Michigan became just the third team this season to hold Iowa to under 60 points, joining Virginia Tech (55 points on Nov. 28) and Penn State (58 points on Feb. 3).
Entering Wednesday’s matchup, the Hawkeyes had scored at least 84 points in four of their previous six games.
“We practiced a lot on a lot of the curl actions they had, which they got us on a couple times in the second half,” Simmons said. “We just locked in on defense. We knew not to take them lightly because they average like 80 points a game. We were ready.”
…Michigan recorded its 10th Big Ten win for the third straight season and reached double-digit conference victories for the sixth time in seven seasons.

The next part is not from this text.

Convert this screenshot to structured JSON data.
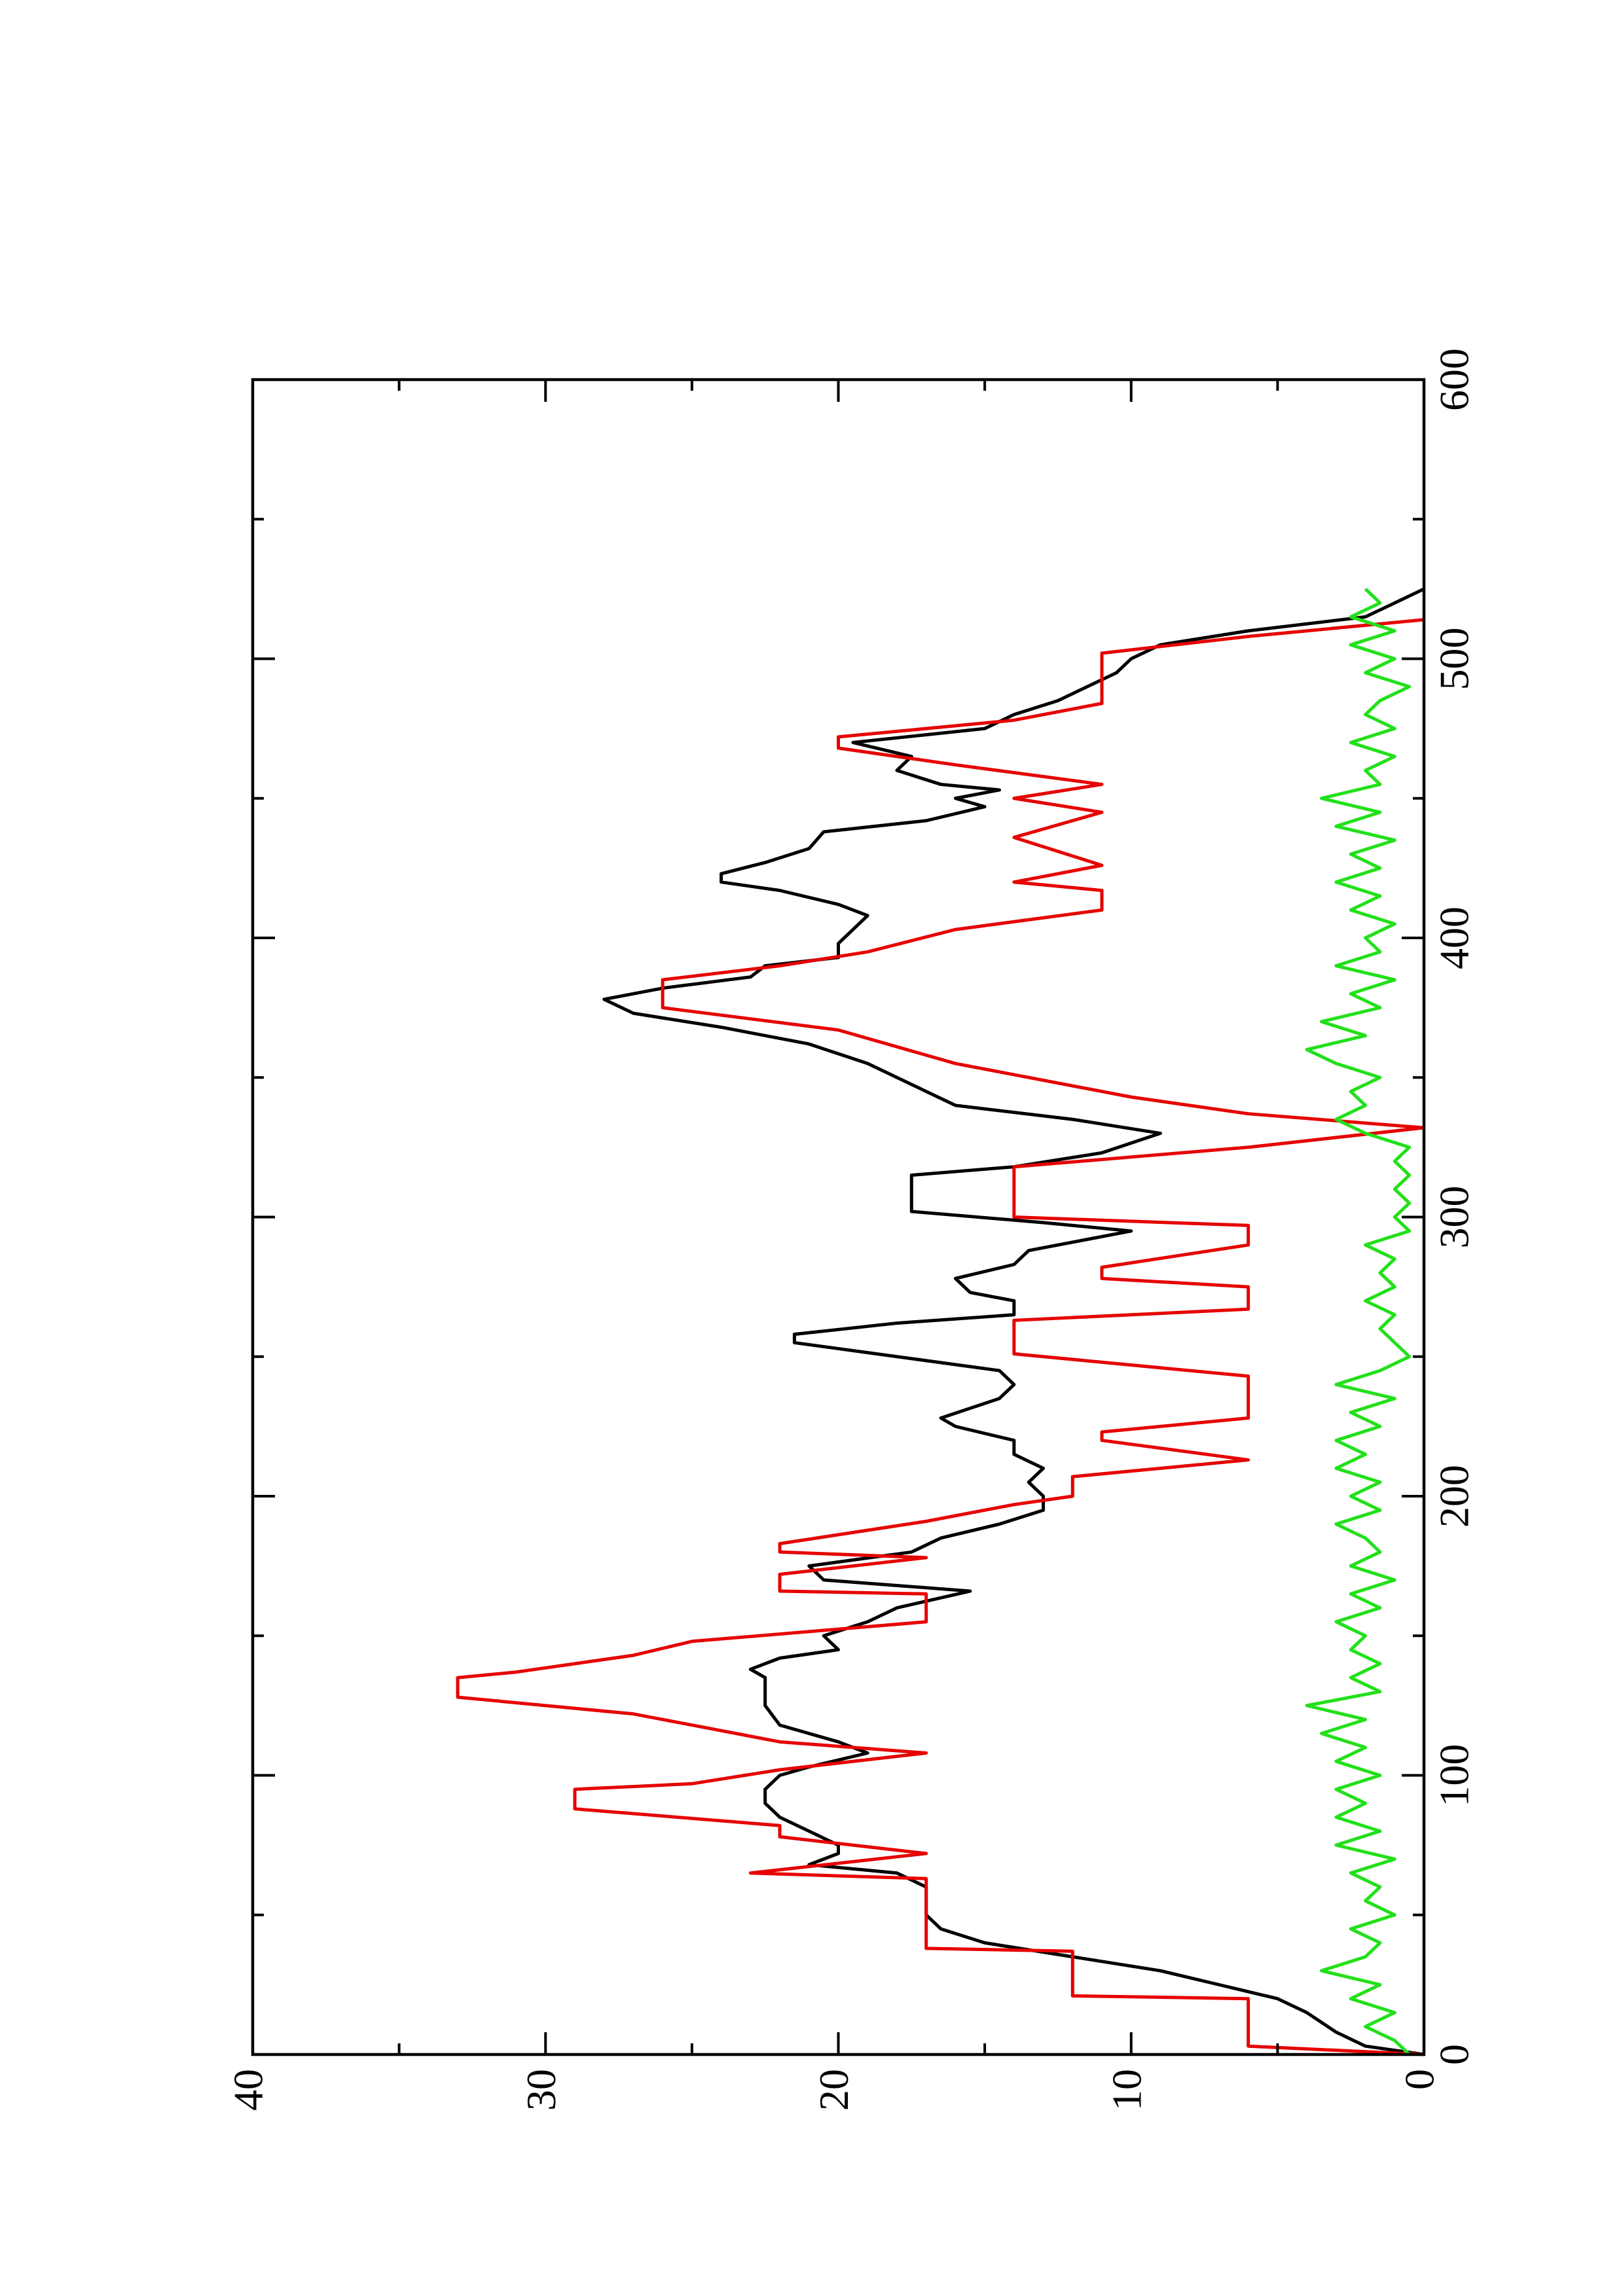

With games remaining against Ohio State, at Penn State and at Maryland, the Wolverines still have a chance to reach 13 conference wins in a season for the first time since 2013-14.
“It’s such a tough conference. It’s hard to do and just winning on the road is what you’re proudest of, that we can get those three road wins in the league,” Beilein said. “We got two more opportunities to get another one and if you could ever be close to .500 in the league and then protect like we did today, you could have a heck of a year.”
…All of Michigan’s players wore pink Jordans against Iowa for breast cancer awareness.